Parliament of India
- Long title An Act to provide for regulation and control of the design, manufacture, maintenance, possession, use, operation, sale, export and import of aircraft and for matters connected therewith or incidental thereto. ;
- Citation: Act No. 16 of 2024
- Territorial extent: India
- Passed by: Lok Sabha
- Passed: 9 August 2024
- Passed by: Rajya Sabha
- Passed: 5 December 2024
- Assented to by: President of India
- Assented to: 11 December 2024
- Commenced: 1 January 2025

Legislative history

Initiating chamber: Lok Sabha
- Bill title: Bharatiya Vayuyan Vidheyak, 2024
- Bill citation: Bill No. 74 of 2024
- Introduced by: Kinjarapu Ram Mohan Naidu Minister of Civil Aviation
- Introduced: 31 July 2024

Repeals
- The Aircraft Act, 1934

= Bharatiya Vayuyan Adhiniyam, 2024 =

Act of the Parliament of India

The Bharatiya Vayuyan Adhiniyam, 2024 (IAST: Bhāratīya Vāyuyān Adhiniyam; lit. 'Indian Aircraft Act, 2024') is an Act of the Parliament of India. This Act provides for regulation and control of the design, manufacture, maintenance, possession, use, operation, sale, export and import of aircraft and for matters connected therewith or incidental thereto.

This Act replaced the Aircraft Act, 1934.

== Timeline ==

- On 31 July 2024, the Bharatiya Vayuyan Vidheyak, 2024, was introduced in Lok Sabha, the lower house of the Parliament of India.
- On 9 August 2024, the Bharatiya Vayuyan Vidheyak, 2024, was passed by Lok Sabha.
- On 5 December 2024, the Bharatiya Vayuyan Vidheyak, 2024 was introduced in Rajya Sabha, the upper house of the Parliament of India.
- On 5 December 2024, the Bharatiya Vayuyan Vidheyak, 2024 was passed by Rajya Sabha.
- On 11 December 2024, the President of India has given assent to the Bharatiya Vayuyan Vidheyak, 2024 making it the Bharatiya Vayuyan Adhiniyam, 2024.

==The Act==

The Bharatiya Vayuyan Adhiniyam, 2024 is divided into eight chapters, each addressing a distinct aspect of civil aviation governance in India. The structure reflects a shift toward modern regulatory practices, replacing the older Aircraft Act of 1934.

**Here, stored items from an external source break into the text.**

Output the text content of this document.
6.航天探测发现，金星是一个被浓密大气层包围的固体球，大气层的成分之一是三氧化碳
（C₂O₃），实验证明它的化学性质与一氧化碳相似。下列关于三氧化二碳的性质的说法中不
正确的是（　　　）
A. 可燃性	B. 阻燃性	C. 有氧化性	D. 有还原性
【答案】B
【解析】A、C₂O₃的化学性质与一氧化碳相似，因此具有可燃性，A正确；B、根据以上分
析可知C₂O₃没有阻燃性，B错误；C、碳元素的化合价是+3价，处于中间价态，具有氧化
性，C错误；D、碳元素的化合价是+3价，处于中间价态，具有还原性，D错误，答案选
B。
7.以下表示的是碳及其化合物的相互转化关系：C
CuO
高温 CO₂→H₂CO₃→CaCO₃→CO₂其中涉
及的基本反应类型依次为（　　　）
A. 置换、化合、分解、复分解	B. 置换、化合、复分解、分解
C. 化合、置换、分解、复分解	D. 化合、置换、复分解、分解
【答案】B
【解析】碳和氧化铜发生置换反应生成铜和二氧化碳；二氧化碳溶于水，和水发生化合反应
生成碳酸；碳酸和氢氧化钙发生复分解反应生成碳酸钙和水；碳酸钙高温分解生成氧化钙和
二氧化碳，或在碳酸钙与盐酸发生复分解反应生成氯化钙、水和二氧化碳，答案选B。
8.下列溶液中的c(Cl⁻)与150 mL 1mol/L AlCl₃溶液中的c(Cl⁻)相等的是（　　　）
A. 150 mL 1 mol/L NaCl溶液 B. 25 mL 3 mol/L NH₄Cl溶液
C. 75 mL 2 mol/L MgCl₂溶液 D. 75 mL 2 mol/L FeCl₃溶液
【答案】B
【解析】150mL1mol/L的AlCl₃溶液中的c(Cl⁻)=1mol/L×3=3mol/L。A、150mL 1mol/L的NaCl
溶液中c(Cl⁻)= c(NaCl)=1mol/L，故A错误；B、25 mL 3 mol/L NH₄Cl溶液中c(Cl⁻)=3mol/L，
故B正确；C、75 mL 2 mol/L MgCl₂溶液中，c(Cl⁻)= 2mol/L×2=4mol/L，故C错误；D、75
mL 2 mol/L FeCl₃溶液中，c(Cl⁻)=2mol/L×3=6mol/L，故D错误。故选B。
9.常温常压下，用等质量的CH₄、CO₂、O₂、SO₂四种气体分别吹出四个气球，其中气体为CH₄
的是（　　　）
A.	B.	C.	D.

- Chapter I – Preliminary Introduces the Act, defines key terms, and lays out its scope and applicability.

- Chapter II – Regulation of Civil Aviation Details the powers of the Central Government and DGCA in overseeing aviation activities, including licensing and operational standards.

- Chapter III – Aircraft Operations Covers registration, airworthiness, and operational requirements for aircraft flying in Indian airspace.

- Chapter IV – Licensing of Personnel Specifies the qualifications and licensing procedures for pilots, engineers, and other aviation professionals.

- Chapter V – Aerodrome and Navigation Services Regulates the setup and functioning of airports and air navigation infrastructure.

- Chapter VI – Safety and Security Focuses on aviation safety, accident investigations, and security protocols.

- Chapter VII – Enforcement and Penalties Lists offenses and penalties, and outlines enforcement mechanisms including inspections and adjudication.

- Chapter VIII – Miscellaneous Includes transitional provisions, rule-making powers, and repeal clauses.